Отец долго молчит, нервно постукивая пальцами по столу. Илья терпеливо ждет, убирая посуду в кухонный шкаф.
— Уж очень загадочен этот эффект, — задумчиво произносит наконец Андрей Петрович. — Подобен чуду, а я не верю в чудеса.
— Ну, так давай вместе разбираться, искать объяснения, живо поворачивается к нему Илья. — А то ведь и сам ничего не предпринимаешь, и мне не даешь возможности начать серьезное изучение открытого мною явления.
— Напрасно ты так думаешь, Илюша, — укоризненно качает головой Андрей Петрович. — Я уже не первый день занимаюсь теоретическим обоснованием твоего эффекта.
— Но почему же только сам? У тебя ведь нет для этого даже достаточного времени…
— Не торопись, Илюша.

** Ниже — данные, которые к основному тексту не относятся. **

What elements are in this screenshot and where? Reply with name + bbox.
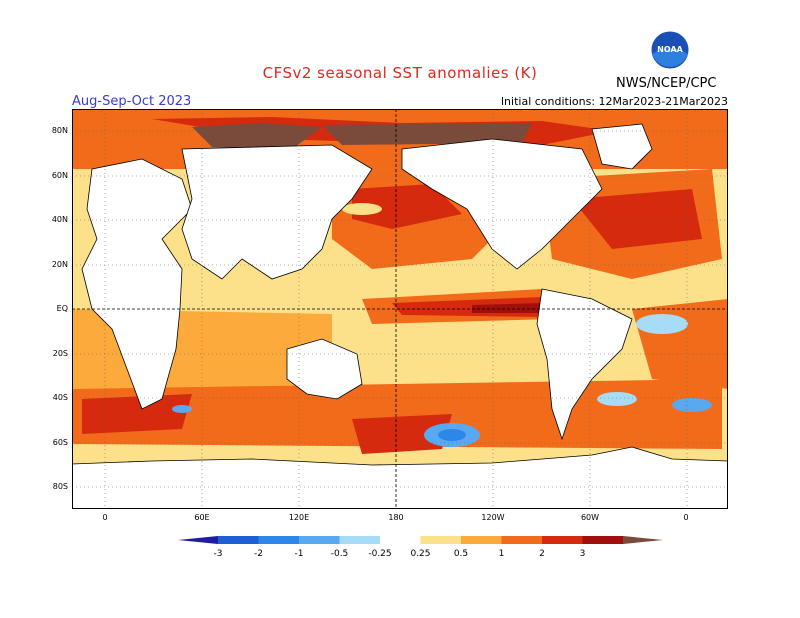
colorbar-tick-label: 3	[579, 549, 586, 559]
lat-label-20n: 20N	[51, 260, 68, 269]
lon-label-0: 0	[102, 513, 108, 522]
lon-label-120e: 120E	[288, 513, 310, 522]
logo-text: NOAA	[657, 45, 683, 54]
colorbar-cell	[461, 536, 502, 544]
colorbar-tick-label: 0.5	[453, 549, 469, 559]
lat-label-60s: 60S	[52, 438, 68, 447]
colorbar-tick-label: 0.25	[410, 549, 431, 559]
lat-label-80n: 80N	[51, 126, 68, 135]
sst-anomaly-map	[72, 109, 728, 509]
north-america-landmass	[401, 138, 603, 270]
colorbar	[178, 536, 663, 544]
forecast-period: Aug-Sep-Oct 2023	[72, 94, 192, 109]
colorbar-tick-label: -0.5	[330, 549, 349, 559]
colorbar-tick-label: -3	[213, 549, 223, 559]
south-america-landmass	[536, 288, 633, 441]
colorbar-cell	[420, 536, 461, 544]
australia-landmass	[286, 338, 363, 400]
colorbar-cell	[380, 536, 421, 544]
lon-label-60e: 60E	[194, 513, 210, 522]
colorbar-cell	[339, 536, 380, 544]
agency-label: NWS/NCEP/CPC	[616, 76, 717, 91]
colorbar-cell	[299, 536, 340, 544]
lat-label-40s: 40S	[52, 393, 68, 402]
map-frame	[72, 109, 728, 509]
lat-label-80s: 80S	[52, 482, 68, 491]
lat-label-20s: 20S	[52, 349, 68, 358]
colorbar-cell	[218, 536, 259, 544]
greenland-landmass	[591, 123, 653, 170]
lat-label-eq: EQ	[56, 304, 68, 313]
map-title: CFSv2 seasonal SST anomalies (K)	[262, 64, 538, 82]
colorbar-tick-label: -1	[294, 549, 304, 559]
antarctica-landmass	[72, 446, 728, 509]
colorbar-tick-label: -2	[254, 549, 263, 559]
lat-label-60n: 60N	[51, 171, 68, 180]
continents	[81, 123, 653, 441]
lon-label-120w: 120W	[481, 513, 505, 522]
colorbar-tick-label: 2	[539, 549, 545, 559]
initial-conditions: Initial conditions: 12Mar2023-21Mar2023	[500, 95, 728, 108]
asia-landmass	[181, 144, 373, 280]
lon-label-180: 180	[388, 513, 404, 522]
colorbar-cell	[501, 536, 542, 544]
colorbar-cell	[582, 536, 623, 544]
lon-label-0-east: 0	[683, 513, 689, 522]
colorbar-cell	[542, 536, 583, 544]
colorbar-arrow-low	[178, 536, 218, 544]
colorbar-arrow-high	[623, 536, 663, 544]
colorbar-tick-label: 1	[498, 549, 505, 559]
noaa-logo-icon: NOAA	[650, 30, 690, 70]
lat-label-40n: 40N	[51, 215, 68, 224]
lon-label-60w: 60W	[580, 513, 600, 522]
colorbar-cell	[258, 536, 299, 544]
colorbar-tick-label: -0.25	[368, 549, 392, 559]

Я не хочу, чтобы над нами смеялись. Вспомни ту шумиху, которая была поднята чуть ли не во всем мире вокруг аппарата американского изобретателя Нормана Дина. Не только французский журнал «Сьянсэви», но и некоторые ученые мужи утверждали тогда, будто Дин обосновал новый принцип механики, позволяющий построить летательный аппарат без использования отдачи реактивной струи.
— Но ведь не все и не все отрицали тогда в аппарате Дина. Многие считали, что достигнутый им эффект не противоречит ни одному из законов Ньютона, а лишь уточняет их. А что ты скажешь о наших изобретателях "безопорных движителей"?